Wednesday 18th October 2006: Maal

I am back in rural parts now, but I have brought a souvenir from the city with me. Three in fact, in the form of Ellen, Satish and Karan. The latter two are IRMAns, working on a project in a nearby village but, owing to certain complications with eating arrangements, currently camping out in the Kojawara hospital. Ellen has come with me as she has joined an interesting-sounding project with Dilip ("The campest man I've ever met!" as she describes him) and needs to get some field experience. My first impressions of her had been of a sensible, but slightly ordinary person and it hasn’t taken me long to realise that they were wide off the mark: she is fascinating, hilarious and ferociously intelligent. She has spent time volunteering in Ghana and Kenya and is full of my kind of interest in foreign cultures and development. Luckily, she has also turned out to be just the impetus I needed in what could have otherwise been a rudderless second week.
   Unable to bask any more in the comforting luxury of a first week with absolutely no expectations, I felt strangely ill-equipped to leap into an achievement-studded second week. Part of the problem is the lack of one vital ingredient: supervision. Throughout last week I consoled myself with the knowledge that back in Udaipur I would be able to run through everything with Dilip, and work with him in shaping up a plan for this week. He had even half-promised that he would come to Maal with me. Imagine my shock when I discovered that he left last week for a lengthy family visit to Indore, 400 miles away! Dilipless, I was at least hoping to reconvene with Tapan, the curiously hard-to-like engineer who accompanied me on my first day. Frustratingly, he has not reappeared, and the antiquated excuse for a telephone in the hospital has not quite been equal to the task of connecting me with him in the Kherwara Office.
  The single topic on which I was most desperate for clarification from Dilip was that of land ownership. So much of a Joint Forest Management microplan seems to revolve around land - land quantity, land quality, land use, land misuse - that a basic understanding of how land ownership works is a pre-requisite for any burgeoning microplanner. My sorry attempts at background reading have left me far from enlightenment, and on my Monday morning mountain commute I was feeling particularly nonplussed. Left to my own devices I would have probably floundered, but the dynamic presence of Ellen inspired a research-it-yourself attitude in me. An hour's elaborate charade with Amratlal enabled us to glean some interesting insight, but it was only with the unexpected arrival of Satish and Karan (who clearly sensed that Maal was where it was all at) yesterday that we were really able to make inroads into the matter. Even then, the main issue that the presence of these interpreters served to highlight was that everyone is telling a different story.

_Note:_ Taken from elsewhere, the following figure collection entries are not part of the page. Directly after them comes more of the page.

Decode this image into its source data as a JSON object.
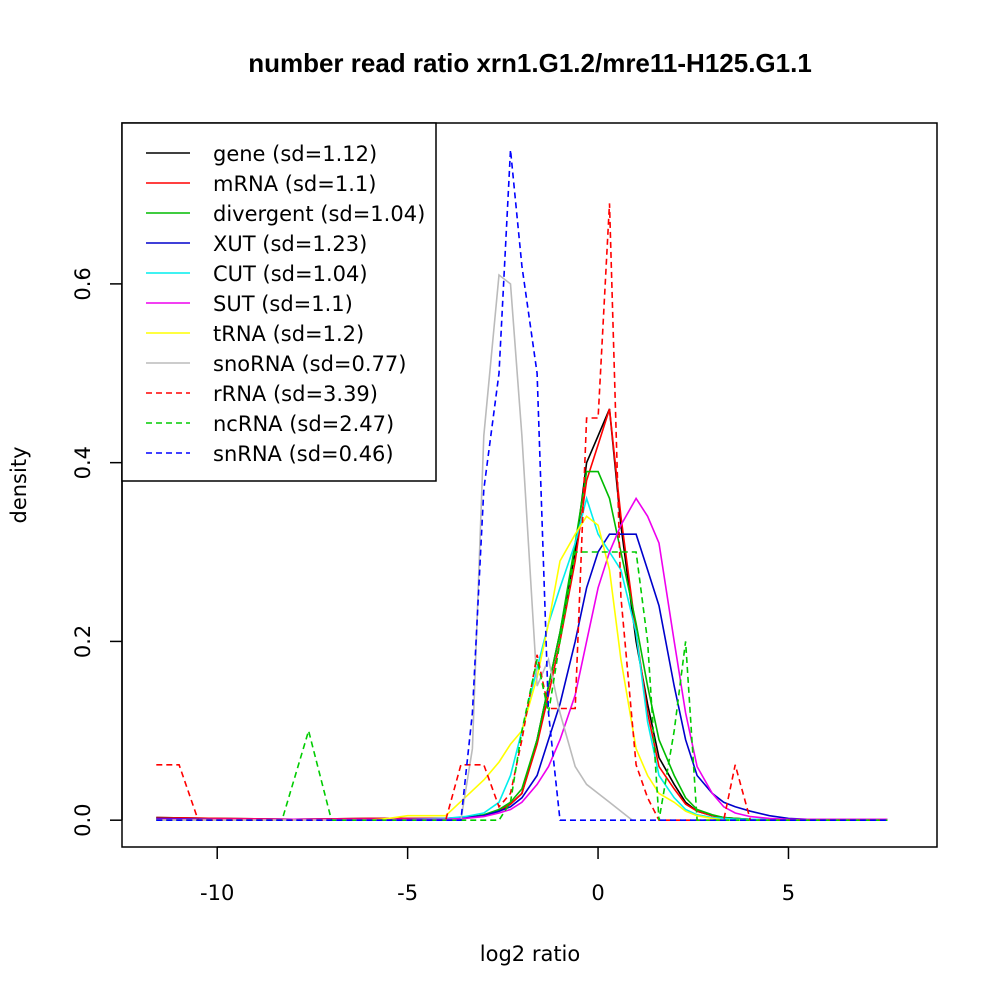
{
  "chart_data": {
    "type": "line",
    "title": "number read ratio xrn1.G1.2/mre11-H125.G1.1",
    "xlabel": "log2 ratio",
    "ylabel": "density",
    "xlim": [
      -12.5,
      8.9
    ],
    "ylim": [
      -0.03,
      0.78
    ],
    "xticks": [
      -10,
      -5,
      0,
      5
    ],
    "yticks": [
      0.0,
      0.2,
      0.4,
      0.6
    ],
    "xtick_labels": [
      "-10",
      "-5",
      "0",
      "5"
    ],
    "ytick_labels": [
      "0.0",
      "0.2",
      "0.4",
      "0.6"
    ],
    "legend_position": "top-left",
    "grid": false,
    "series": [
      {
        "name": "gene (sd=1.12)",
        "color": "#000000",
        "dash": false,
        "x": [
          -11.6,
          -10,
          -8,
          -6,
          -5,
          -4,
          -3.5,
          -3,
          -2.6,
          -2.3,
          -2,
          -1.6,
          -1.3,
          -1,
          -0.6,
          -0.3,
          0,
          0.3,
          0.6,
          1,
          1.3,
          1.6,
          2,
          2.3,
          2.6,
          3,
          3.3,
          3.6,
          4,
          4.5,
          5,
          5.5,
          6,
          7,
          7.6
        ],
        "y": [
          0.003,
          0.002,
          0.001,
          0.002,
          0.002,
          0.002,
          0.003,
          0.005,
          0.01,
          0.018,
          0.03,
          0.09,
          0.15,
          0.21,
          0.3,
          0.4,
          0.43,
          0.46,
          0.33,
          0.2,
          0.13,
          0.07,
          0.04,
          0.02,
          0.01,
          0.005,
          0.003,
          0.002,
          0.001,
          0.001,
          0.001,
          0.001,
          0.001,
          0.001,
          0.001
        ]
      },
      {
        "name": "mRNA (sd=1.1)",
        "color": "#ff0000",
        "dash": false,
        "x": [
          -11.6,
          -10,
          -8,
          -6,
          -5,
          -4,
          -3.5,
          -3,
          -2.6,
          -2.3,
          -2,
          -1.6,
          -1.3,
          -1,
          -0.6,
          -0.3,
          0,
          0.3,
          0.6,
          1,
          1.3,
          1.6,
          2,
          2.3,
          2.6,
          3,
          3.3,
          3.6,
          4,
          4.5,
          5,
          5.5,
          6,
          7,
          7.6
        ],
        "y": [
          0.003,
          0.002,
          0.001,
          0.002,
          0.002,
          0.002,
          0.003,
          0.005,
          0.01,
          0.018,
          0.03,
          0.085,
          0.14,
          0.2,
          0.29,
          0.38,
          0.42,
          0.46,
          0.34,
          0.21,
          0.12,
          0.06,
          0.035,
          0.018,
          0.01,
          0.005,
          0.003,
          0.002,
          0.001,
          0.001,
          0.001,
          0.001,
          0.001,
          0.001,
          0.001
        ]
      },
      {
        "name": "divergent (sd=1.04)",
        "color": "#00bb00",
        "dash": false,
        "x": [
          -11.6,
          -10,
          -8,
          -6,
          -5,
          -4,
          -3.5,
          -3,
          -2.6,
          -2.3,
          -2,
          -1.6,
          -1.3,
          -1,
          -0.6,
          -0.3,
          0,
          0.3,
          0.6,
          1,
          1.3,
          1.6,
          2,
          2.3,
          2.6,
          3,
          3.3,
          3.6,
          4,
          4.5,
          5,
          5.5,
          6,
          7,
          7.6
        ],
        "y": [
          0.002,
          0.001,
          0.001,
          0.001,
          0.001,
          0.002,
          0.003,
          0.006,
          0.012,
          0.02,
          0.035,
          0.09,
          0.15,
          0.21,
          0.31,
          0.39,
          0.39,
          0.36,
          0.3,
          0.22,
          0.15,
          0.09,
          0.05,
          0.025,
          0.012,
          0.006,
          0.003,
          0.002,
          0.001,
          0.001,
          0.001,
          0.001,
          0.001,
          0.001,
          0.001
        ]
      },
      {
        "name": "XUT (sd=1.23)",
        "color": "#0000cc",
        "dash": false,
        "x": [
          -11.6,
          -10,
          -8,
          -6,
          -5,
          -4,
          -3.5,
          -3,
          -2.6,
          -2.3,
          -2,
          -1.6,
          -1.3,
          -1,
          -0.6,
          -0.3,
          0,
          0.3,
          0.6,
          1,
          1.3,
          1.6,
          2,
          2.3,
          2.6,
          3,
          3.3,
          3.6,
          4,
          4.5,
          5,
          5.5,
          6,
          7,
          7.6
        ],
        "y": [
          0.002,
          0.001,
          0.001,
          0.001,
          0.001,
          0.002,
          0.003,
          0.005,
          0.01,
          0.015,
          0.025,
          0.05,
          0.09,
          0.13,
          0.2,
          0.26,
          0.3,
          0.32,
          0.32,
          0.32,
          0.28,
          0.24,
          0.15,
          0.09,
          0.05,
          0.03,
          0.02,
          0.015,
          0.01,
          0.005,
          0.002,
          0.001,
          0.001,
          0.001,
          0.001
        ]
      },
      {
        "name": "CUT (sd=1.04)",
        "color": "#00eeee",
        "dash": false,
        "x": [
          -11.6,
          -10,
          -8,
          -6,
          -5,
          -4,
          -3.5,
          -3,
          -2.6,
          -2.3,
          -2,
          -1.6,
          -1.3,
          -1,
          -0.6,
          -0.3,
          0,
          0.3,
          0.6,
          1,
          1.3,
          1.6,
          2,
          2.3,
          2.6,
          3,
          3.3,
          3.6,
          4,
          4.5,
          5,
          5.5,
          6,
          7,
          7.6
        ],
        "y": [
          0.001,
          0.001,
          0.001,
          0.001,
          0.001,
          0.002,
          0.004,
          0.008,
          0.02,
          0.05,
          0.1,
          0.17,
          0.22,
          0.26,
          0.31,
          0.36,
          0.32,
          0.3,
          0.28,
          0.21,
          0.11,
          0.05,
          0.025,
          0.012,
          0.006,
          0.003,
          0.002,
          0.001,
          0.001,
          0.001,
          0.001,
          0.001,
          0.001,
          0.001,
          0.001
        ]
      },
      {
        "name": "SUT (sd=1.1)",
        "color": "#ee00ee",
        "dash": false,
        "x": [
          -11.6,
          -10,
          -8,
          -6,
          -5,
          -4,
          -3.5,
          -3,
          -2.6,
          -2.3,
          -2,
          -1.6,
          -1.3,
          -1,
          -0.6,
          -0.3,
          0,
          0.3,
          0.6,
          1,
          1.3,
          1.6,
          2,
          2.3,
          2.6,
          3,
          3.3,
          3.6,
          4,
          4.5,
          5,
          5.5,
          6,
          7,
          7.6
        ],
        "y": [
          0.001,
          0.001,
          0.001,
          0.001,
          0.001,
          0.001,
          0.002,
          0.004,
          0.008,
          0.012,
          0.02,
          0.04,
          0.06,
          0.09,
          0.14,
          0.2,
          0.26,
          0.3,
          0.33,
          0.36,
          0.34,
          0.31,
          0.2,
          0.12,
          0.06,
          0.03,
          0.015,
          0.008,
          0.004,
          0.002,
          0.001,
          0.001,
          0.001,
          0.001,
          0.001
        ]
      },
      {
        "name": "tRNA (sd=1.2)",
        "color": "#ffff00",
        "dash": false,
        "x": [
          -11.6,
          -10,
          -8,
          -6,
          -5.5,
          -5,
          -4.5,
          -4,
          -3.5,
          -3,
          -2.6,
          -2.3,
          -2,
          -1.6,
          -1.3,
          -1,
          -0.6,
          -0.3,
          0,
          0.3,
          0.6,
          1,
          1.3,
          1.6,
          2,
          2.3,
          2.6,
          3,
          3.3,
          3.6,
          4,
          4.5,
          5,
          5.5,
          6,
          7,
          7.6
        ],
        "y": [
          0.0,
          0.0,
          0.0,
          0.0,
          0.002,
          0.005,
          0.005,
          0.005,
          0.025,
          0.045,
          0.065,
          0.085,
          0.1,
          0.16,
          0.22,
          0.29,
          0.32,
          0.34,
          0.33,
          0.28,
          0.18,
          0.08,
          0.05,
          0.03,
          0.02,
          0.01,
          0.005,
          0.002,
          0.0,
          0.0,
          0.0,
          0.0,
          0.0,
          0.0,
          0.0,
          0.0,
          0.0
        ]
      },
      {
        "name": "snoRNA (sd=0.77)",
        "color": "#bbbbbb",
        "dash": false,
        "x": [
          -11.6,
          -8,
          -5,
          -4,
          -3.6,
          -3.3,
          -3,
          -2.6,
          -2.3,
          -2,
          -1.6,
          -1.3,
          -1,
          -0.6,
          -0.3,
          0,
          0.3,
          0.6,
          0.9
        ],
        "y": [
          0.0,
          0.0,
          0.0,
          0.0,
          0.0,
          0.08,
          0.43,
          0.61,
          0.6,
          0.43,
          0.15,
          0.18,
          0.12,
          0.06,
          0.04,
          0.03,
          0.02,
          0.01,
          0.0
        ]
      },
      {
        "name": "rRNA (sd=3.39)",
        "color": "#ff0000",
        "dash": true,
        "x": [
          -11.6,
          -11,
          -10.5,
          -10,
          -8,
          -6,
          -4,
          -3.6,
          -3.3,
          -3,
          -2.6,
          -2.3,
          -2,
          -1.6,
          -1.3,
          -1,
          -0.6,
          -0.3,
          0,
          0.3,
          0.6,
          1,
          1.3,
          1.6,
          2,
          2.6,
          3,
          3.3,
          3.6,
          4,
          4.5,
          5,
          6,
          7,
          7.6
        ],
        "y": [
          0.062,
          0.062,
          0.0,
          0.0,
          0.0,
          0.0,
          0.0,
          0.062,
          0.062,
          0.062,
          0.015,
          0.03,
          0.09,
          0.185,
          0.125,
          0.125,
          0.125,
          0.45,
          0.45,
          0.69,
          0.25,
          0.062,
          0.025,
          0.0,
          0.0,
          0.0,
          0.0,
          0.0,
          0.062,
          0.0,
          0.0,
          0.0,
          0.0,
          0.0,
          0.0
        ]
      },
      {
        "name": "ncRNA (sd=2.47)",
        "color": "#00cc00",
        "dash": true,
        "x": [
          -11.6,
          -10,
          -8.3,
          -7.6,
          -7,
          -6,
          -4,
          -3.3,
          -3,
          -2.6,
          -2.3,
          -2,
          -1.6,
          -1.3,
          -1,
          -0.6,
          -0.3,
          0,
          0.3,
          0.6,
          1,
          1.3,
          1.6,
          2,
          2.3,
          2.6,
          3,
          3.3,
          3.6,
          4,
          5,
          6,
          7,
          7.6
        ],
        "y": [
          0.0,
          0.0,
          0.0,
          0.1,
          0.0,
          0.0,
          0.0,
          0.0,
          0.0,
          0.0,
          0.02,
          0.1,
          0.18,
          0.12,
          0.2,
          0.3,
          0.3,
          0.3,
          0.3,
          0.3,
          0.3,
          0.2,
          0.0,
          0.1,
          0.2,
          0.0,
          0.0,
          0.0,
          0.0,
          0.0,
          0.0,
          0.0,
          0.0,
          0.0
        ]
      },
      {
        "name": "snRNA (sd=0.46)",
        "color": "#0000ff",
        "dash": true,
        "x": [
          -11.6,
          -8,
          -5,
          -4,
          -3.6,
          -3.3,
          -3,
          -2.6,
          -2.3,
          -2,
          -1.6,
          -1.3,
          -1,
          0,
          2,
          4,
          6,
          7.6
        ],
        "y": [
          0.0,
          0.0,
          0.0,
          0.0,
          0.0,
          0.12,
          0.37,
          0.5,
          0.75,
          0.62,
          0.5,
          0.12,
          0.0,
          0.0,
          0.0,
          0.0,
          0.0,
          0.0
        ]
      }
    ]
  }
}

Mango, teak, charnot and private land

  In essence, public land appears to be owned by either the Revenue Department or the Forest Department, but nobody seems to agree about how private land ownership relates to this, or whether the charnot (pasture land) is owned by the panchayats (village councils) or Revenue Department, or both. Amratlal told me at length about the theka, a tax paid by small landholders, like him and everybody else in Maal, in return for ownership of “revenue land”. Dolat Ram, a farmer who lives near the school and has been very friendly and helpful so far, seemed to agree with this. However, the family of Laxmanlal, a very bluff and hearty shop keeper, laughed out loud at the idea of a theka, saying it was “purane zamane mein” (in the olden days), while Bhagwanlal, a teacher who has become a friend and ally, claimed never to have heard of it!

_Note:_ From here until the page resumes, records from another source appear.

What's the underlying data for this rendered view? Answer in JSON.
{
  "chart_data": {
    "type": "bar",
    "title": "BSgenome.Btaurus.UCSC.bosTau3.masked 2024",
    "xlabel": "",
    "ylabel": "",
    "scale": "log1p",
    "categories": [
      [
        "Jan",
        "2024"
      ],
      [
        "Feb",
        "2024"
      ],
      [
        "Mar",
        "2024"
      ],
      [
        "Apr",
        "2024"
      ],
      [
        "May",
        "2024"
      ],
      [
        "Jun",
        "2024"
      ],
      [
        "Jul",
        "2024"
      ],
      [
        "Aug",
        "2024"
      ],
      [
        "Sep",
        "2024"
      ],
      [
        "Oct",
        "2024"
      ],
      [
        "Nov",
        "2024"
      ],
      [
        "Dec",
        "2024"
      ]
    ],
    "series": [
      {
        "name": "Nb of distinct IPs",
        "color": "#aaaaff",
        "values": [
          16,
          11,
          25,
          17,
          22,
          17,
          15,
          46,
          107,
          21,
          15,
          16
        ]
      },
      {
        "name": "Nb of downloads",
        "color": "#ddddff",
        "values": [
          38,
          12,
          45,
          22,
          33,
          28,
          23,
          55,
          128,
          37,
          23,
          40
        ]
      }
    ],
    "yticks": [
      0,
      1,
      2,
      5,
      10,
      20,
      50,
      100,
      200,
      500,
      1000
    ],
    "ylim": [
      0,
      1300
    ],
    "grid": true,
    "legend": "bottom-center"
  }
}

   Of particular interest is the issue of encroachments, which in this context refers to any illicit activity on the 50 hectares of forest land that Vikas Samiti has already set aside for Joint Forest Management. Amratlal, who evidently likes to have a finger in every pie and is a leading light on the Forest Protection Committee (FPC), claims there has never been a problem with encroachments. Others claim low levels of encroachment, such as illicit logging, on the part of outsiders. Suraj, of History, Politics and Hindi Literature fame, goes even further, and suggests in a performance of stage whispers and glinting eyes that Amratlal’s brother and others have built houses on the JFM land, the very worst kind of encroachment! He even says the FPC are doing a valueless job in protecting the forest, and after an initial few months of reduced encroachments, forest conditions post-FPC formation are no better than they were before. Ellen suspects that Suraj is bitter that he, a Bachelor of Arts, has so little say in village politics and is therefore ultra-critical of anything the FPC does, maybe even to the extent of telling lies. I am inclined to agree, reluctantly, as I have a soft spot for Suraj, although Laxmanlal’s wife also hinted that Amratlal’s family were involved in encroachments. Amratlal, naturally, has said nothing about this and I have not brought up the subject as it would hardly constitute good etiquette to cast aspersions at his family’s integrity. He is kind and amiable and, as with Suraj, I am reluctant to entertain suspicions of his duplicity.